Sur la légalité des décisions fixant le pays de renvoi :
10. Il résulte de ce qui précède que les appelants ne sont pas fondés à invoquer, par voie d'exception, à l'appui de leurs conclusions dirigées contre les décisions fixant le pays de renvoi, l'illégalité des décisions portant obligation de quitter le territoire français.
11. Il résulte de tout ce qui précède que M. et Mme C... ne sont pas fondés à soutenir que c'est à tort que, par le jugement attaqué, le tribunal administratif de Limoges a rejeté leurs demandes. Par voie de conséquence, leurs conclusions à fin d'injonction ainsi que celles tendant à l'application des dispositions combinées des articles L. 761-1 du code de justice administrative et 37 de la loi du 10 juillet 1991 relative à l'aide juridique ne peuvent qu'être rejetées.
DECIDE :
Article 1er : La requête de M. et Mme C... est rejetée.
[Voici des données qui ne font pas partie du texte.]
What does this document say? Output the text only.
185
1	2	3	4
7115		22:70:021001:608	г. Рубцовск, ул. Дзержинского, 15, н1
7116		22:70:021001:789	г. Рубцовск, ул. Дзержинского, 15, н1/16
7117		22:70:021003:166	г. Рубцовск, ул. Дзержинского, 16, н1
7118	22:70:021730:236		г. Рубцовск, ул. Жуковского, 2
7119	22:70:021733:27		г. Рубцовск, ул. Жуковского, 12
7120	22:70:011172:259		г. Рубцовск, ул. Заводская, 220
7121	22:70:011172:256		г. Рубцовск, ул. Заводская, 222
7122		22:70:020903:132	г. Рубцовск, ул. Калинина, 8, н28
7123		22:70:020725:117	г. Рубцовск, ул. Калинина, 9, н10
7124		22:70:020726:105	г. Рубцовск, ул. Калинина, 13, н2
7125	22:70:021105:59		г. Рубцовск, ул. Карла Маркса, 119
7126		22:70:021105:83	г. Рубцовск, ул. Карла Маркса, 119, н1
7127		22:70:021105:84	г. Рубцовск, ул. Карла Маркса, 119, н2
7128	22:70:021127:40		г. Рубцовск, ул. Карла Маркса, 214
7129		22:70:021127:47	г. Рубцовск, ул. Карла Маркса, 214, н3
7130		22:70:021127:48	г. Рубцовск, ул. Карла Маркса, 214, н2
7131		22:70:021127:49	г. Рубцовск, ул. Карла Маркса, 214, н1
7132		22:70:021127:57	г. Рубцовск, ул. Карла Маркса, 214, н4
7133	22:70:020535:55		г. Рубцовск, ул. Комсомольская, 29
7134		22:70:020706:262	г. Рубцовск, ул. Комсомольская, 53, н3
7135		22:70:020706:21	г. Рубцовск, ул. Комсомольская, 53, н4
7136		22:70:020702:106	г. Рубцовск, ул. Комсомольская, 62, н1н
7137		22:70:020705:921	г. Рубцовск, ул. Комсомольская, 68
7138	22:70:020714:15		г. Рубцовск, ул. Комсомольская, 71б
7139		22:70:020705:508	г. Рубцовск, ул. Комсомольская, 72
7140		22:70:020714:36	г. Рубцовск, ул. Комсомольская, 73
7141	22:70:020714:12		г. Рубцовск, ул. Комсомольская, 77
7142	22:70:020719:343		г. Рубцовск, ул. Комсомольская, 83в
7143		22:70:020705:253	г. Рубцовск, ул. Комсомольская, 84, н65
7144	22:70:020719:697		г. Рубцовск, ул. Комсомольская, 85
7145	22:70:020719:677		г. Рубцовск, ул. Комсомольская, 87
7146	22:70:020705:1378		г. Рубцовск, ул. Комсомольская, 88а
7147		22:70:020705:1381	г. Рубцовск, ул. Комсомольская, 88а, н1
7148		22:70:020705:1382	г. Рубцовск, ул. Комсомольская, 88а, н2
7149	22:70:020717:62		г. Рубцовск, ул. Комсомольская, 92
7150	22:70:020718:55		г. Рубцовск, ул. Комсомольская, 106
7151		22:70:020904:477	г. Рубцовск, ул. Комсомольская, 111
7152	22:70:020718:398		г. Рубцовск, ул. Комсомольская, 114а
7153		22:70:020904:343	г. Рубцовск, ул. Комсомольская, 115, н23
Article 2 : Le présent arrêt sera notifié à Mme B... C..., à M. A... C... et au ministre de l'intérieur et des outre-mer.
Une copie en sera adressée pour information au préfet de la Haute-Vienne.
Délibéré après l'audience du 27 juin 2024 à laquelle siégeaient :
Mme Elisabeth Jayat, présidente,
Mme Karine Butéri, présidente-assesseure,
Mme Héloïse Pruche-Maurin, première conseillère,
Rendu public par mise à disposition au greffe, le 5 juillet 2024.
La rapporteure,
Karine Butéri
La présidente,
Elisabeth Jayat
La greffière,
Virginie Santana
La République mande et ordonne au ministre de l'intérieur et des outre-mer en ce qui le concerne ou à tous commissaires de justice à ce requis en ce qui concerne les voies de droit commun contre les parties privées, de pourvoir à l'exécution de la présente décision.